By Rick Orlov, Daily News

Article Launched: 08/13/2008 02:05:38 PM PDT

In the first step to control day laborers at large home improvement stores, the Los Angeles City Council on Wednesday approved a measure that could require big box stores to develop centers to provide shelter for the workers.

The measure, which several officials said was aimed at Home Depot and its 11 stores in the city, will apply only to stores of 100,000 square feet or larger that will be built – or if existing stores are undergoing major renovation.

The measure still requires the mayor’s signature. Most city laws take effect 30 days afterward.

But Councilman Bernard Parks, who spearheaded the four-year push for the measure, said he saw it as the first step toward requiring existing stores to create similar centers.

“Phase Two is aimed at those stores,” Parks said. “The city now is spending about $2 million a year for day labor centers – money that could be better used on police or streets or parks in the city.

“We should have the companies pay the costs of these centers.”

A Home Depot spokesman said the company is concerned that all home improvement stores be treated the same and their company not be singled out.

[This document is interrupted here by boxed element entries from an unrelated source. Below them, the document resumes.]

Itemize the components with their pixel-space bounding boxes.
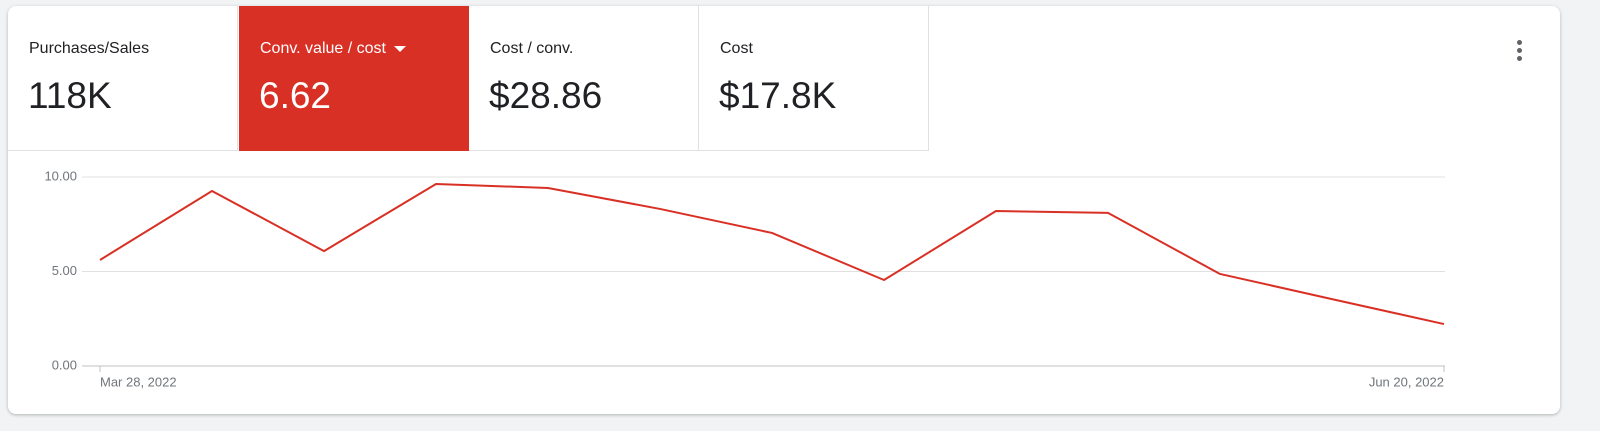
more-menu[interactable] [1514, 40, 1524, 64]
metric-label: Purchases/Sales [29, 40, 150, 57]
metric-tab[interactable]: Conv. value / cost 6.62 [239, 6, 469, 151]
metric-value: 6.62 [259, 75, 332, 116]
metric-value: $17.8K [719, 75, 837, 116]
performance-card: Purchases/Sales 118K Conv. value / cost … [8, 6, 1560, 414]
metric-label: Cost [720, 40, 753, 57]
metric-tab[interactable]: Purchases/Sales 118K [8, 6, 238, 151]
y-tick-label: 10.00 [44, 168, 77, 183]
dropdown-caret[interactable] [393, 45, 406, 52]
chart: 0.00 5.00 10.00 Mar 28, 2022 Jun 20, 2022 [44, 168, 1445, 389]
y-tick-label: 5.00 [52, 263, 77, 278]
x-tick-label: Jun 20, 2022 [1369, 374, 1444, 389]
x-tick-label: Mar 28, 2022 [100, 374, 177, 389]
metric-tab[interactable]: Cost / conv. $28.86 [469, 6, 699, 151]
data-line [99, 182, 1445, 326]
metric-label-wrap: Conv. value / cost [260, 40, 406, 58]
metric-label: Conv. value / cost [260, 40, 386, 57]
metric-value: $28.86 [489, 75, 603, 116]
y-tick-label: 0.00 [52, 357, 77, 372]
metric-label: Cost / conv. [490, 40, 574, 57]
metric-value: 118K [28, 75, 112, 116]
metric-tab[interactable]: Cost $17.8K [699, 6, 929, 151]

“We aren’t the only home improvement store,” spokesman Francisco Uribe said. “What we wanted was something where all stakeholders could be included and we discuss what is in this measure.”

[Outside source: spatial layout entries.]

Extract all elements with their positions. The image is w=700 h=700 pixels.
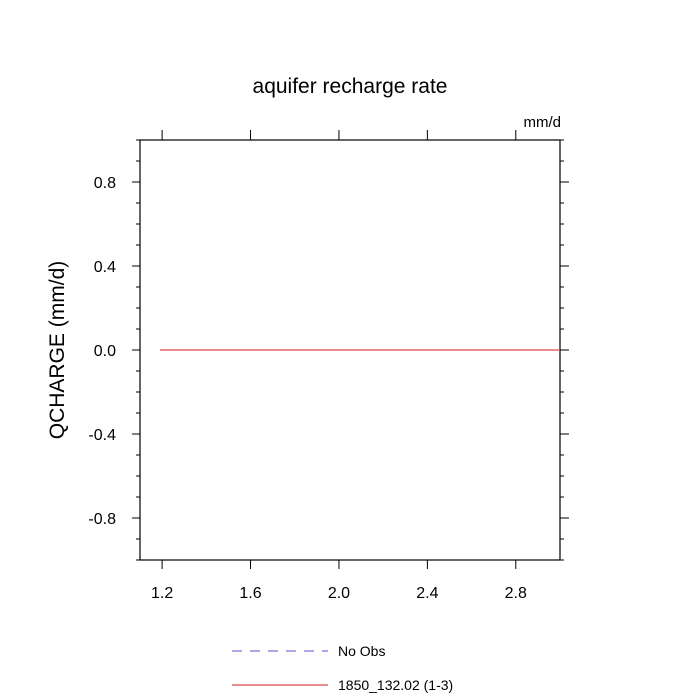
y-axis-label: QCHARGE (mm/d) [46,261,69,440]
legend-label: No Obs [338,643,385,659]
legend: No Obs 1850_132.02 (1-3) [232,643,453,693]
y-tick-label: -0.4 [88,427,116,444]
x-tick-label: 2.8 [505,585,527,602]
x-tick-label: 1.6 [239,585,261,602]
x-tick-label: 1.2 [151,585,173,602]
chart-title: aquifer recharge rate [253,75,448,98]
x-tick-label: 2.0 [328,585,350,602]
x-tick-label: 2.4 [416,585,438,602]
axis-ticks: 0.8 0.4 0.0 -0.4 -0.8 1.2 1.6 2.0 2.4 2.8 [88,130,569,602]
y-tick-label: 0.0 [94,343,116,360]
legend-label: 1850_132.02 (1-3) [338,677,453,693]
y-tick-label: 0.4 [94,259,116,276]
y-tick-label: 0.8 [94,175,116,192]
units-label: mm/d [524,114,562,131]
y-tick-label: -0.8 [88,511,116,528]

But Parks and several other council members cited Home Depot as the source of the problem. 

“Let’s be honest here,” Councilman Richard Alarcon said. “The problem we have is with Home Depot – which has not managed a phenomena essentially created by their marketing and targeting of customers that need day laborers.

“I believe that is essentially what is causing this problem and I would love to take on Home Depot directly on this.”

Uribe said he did not agree with Alarcon’s comments and the firm is trying to work with the city on the issues.

City planning officials said they would be looking at existing nuisance laws to see if the city can require day labor centers in areas where there are problems.

Parks tried to diffuse some of the expected criticism, saying the measure had nothing to do with immigration issues.

“We are not using this to protect illegal immigrants,” Parks said. “This is about providing dignity for workers and controlling a problem we have where there are no shelters.”

Parks said his office has received complaints about workers congregating at sites and having no bathroom facilities or protection from the weather.

Councilman Bill Rosendahl used the debate to se an agreement from Uribe to have discussions about Home Depot providing a day labor center at its store in his district.

“This is the busiest Home Depot in America,” Rosendahl said. “They agreed to have community meetings to discuss what can be done.”

Rosendahl said he also is looking at using other city funds to create more day labor centers in his district.

“The truth is the way the economy is going, we are going to see more day laborers, not less,” Rosendahl said.

“We need to make sure we can provide a place for them where they can maintain their dignity.”